In “The Pilot” ci sono ben tre di questi “omaggi”, più o meno voluti e rintracciabili dai più. Partiamo dalla trama aliena dell’episodio, di questa pozzanghera cosmica che cerca un pilota umano, a partire da una caratteristica precisa: ha una forte spinta emotiva a partire, a lasciare tutto. Suona familiare? Ebbene, la nave temporale installata sopra casa di Craig Owens in “The Lodger” aveva l’identico obiettivo!

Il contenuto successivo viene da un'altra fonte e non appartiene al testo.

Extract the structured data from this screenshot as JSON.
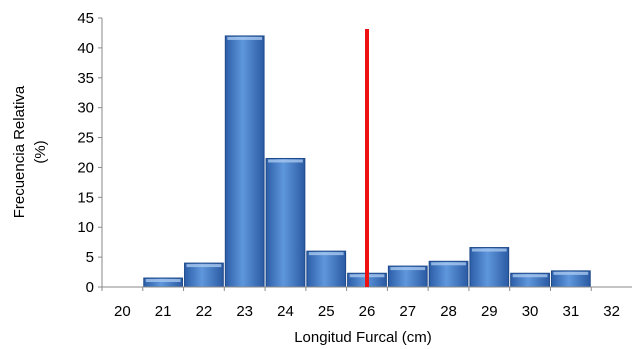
{
  "chart_data": {
    "type": "bar",
    "title": "",
    "xlabel": "Longitud Furcal (cm)",
    "ylabel": [
      "Frecuencia Relativa",
      "(%)"
    ],
    "categories": [
      "20",
      "21",
      "22",
      "23",
      "24",
      "25",
      "26",
      "27",
      "28",
      "29",
      "30",
      "31",
      "32"
    ],
    "values": [
      0,
      1.5,
      4,
      42,
      21.5,
      6,
      2.3,
      3.5,
      4.3,
      6.6,
      2.3,
      2.7,
      0
    ],
    "ylim": [
      0,
      45
    ],
    "yticks": [
      "0",
      "5",
      "10",
      "15",
      "20",
      "25",
      "30",
      "35",
      "40",
      "45"
    ],
    "reference_line": {
      "x": 26,
      "color": "#ee1111"
    },
    "bar_color": "#3f78c4",
    "grid": false,
    "legend": "none"
  }
}
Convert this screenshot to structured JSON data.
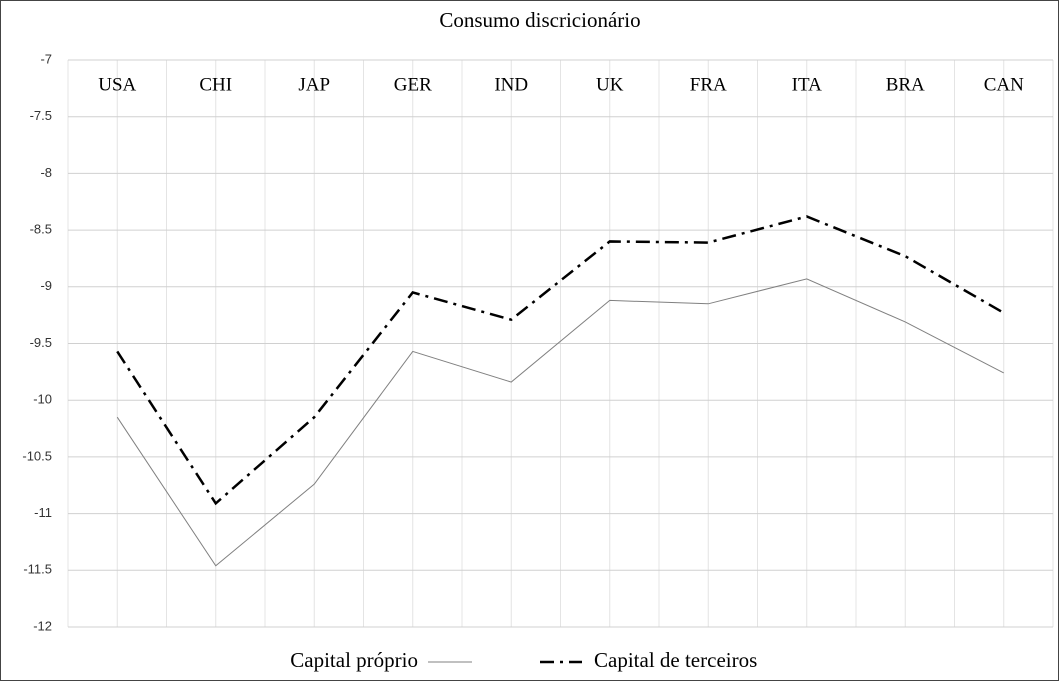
{
  "chart_data": {
    "type": "line",
    "title": "Consumo discricionário",
    "categories": [
      "USA",
      "CHI",
      "JAP",
      "GER",
      "IND",
      "UK",
      "FRA",
      "ITA",
      "BRA",
      "CAN"
    ],
    "series": [
      {
        "name": "Capital próprio",
        "color": "#808080",
        "style": "solid",
        "values": [
          -10.15,
          -11.46,
          -10.74,
          -9.57,
          -9.84,
          -9.12,
          -9.15,
          -8.93,
          -9.31,
          -9.76
        ]
      },
      {
        "name": "Capital de terceiros",
        "color": "#000000",
        "style": "dashdot",
        "values": [
          -9.57,
          -10.91,
          -10.15,
          -9.05,
          -9.29,
          -8.6,
          -8.61,
          -8.38,
          -8.73,
          -9.23
        ]
      }
    ],
    "ylim": [
      -12,
      -7
    ],
    "yticks": [
      -12,
      -11.5,
      -11,
      -10.5,
      -10,
      -9.5,
      -9,
      -8.5,
      -8,
      -7.5,
      -7
    ],
    "grid": true,
    "legend": "bottom"
  }
}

Poi c’è il Dottore, che vive da qualche tempo sulla Terra e insegna in un’università britannica. Nel serial “Shada” del Quarto Dottore, scritto da Douglas Adams, mai andato in onda a causa di uno sciopero ma pubblicato anche in Italia come romanzo, abbiamo il professor Chronotis – un altro Signore del Tempo rinnegato che si nasconde a Cambridge. In quel caso, il suo TARDIS non era solo nel suo studio… era il suo studio per intero! Tra l’altro Chronotis viene riciclato da Adams per la sua famosissima opera “Dirk Gently’s Holistic Detective Agency”.
Ma il più riconoscibile di questi dettagli è alla fine dell’episodio, quando il Dottore tenta di cancellare i ricordi a Bill, e lei gli dice di immaginare se questa cosa venisse fatta a lui: trac, parte la melodia del tema di Clara, che in “Hell Bent” aveva effettivamente fatto dimenticare al Dottore la propria esistenza. E chi non ha i lacrimoni, è un Cyberman.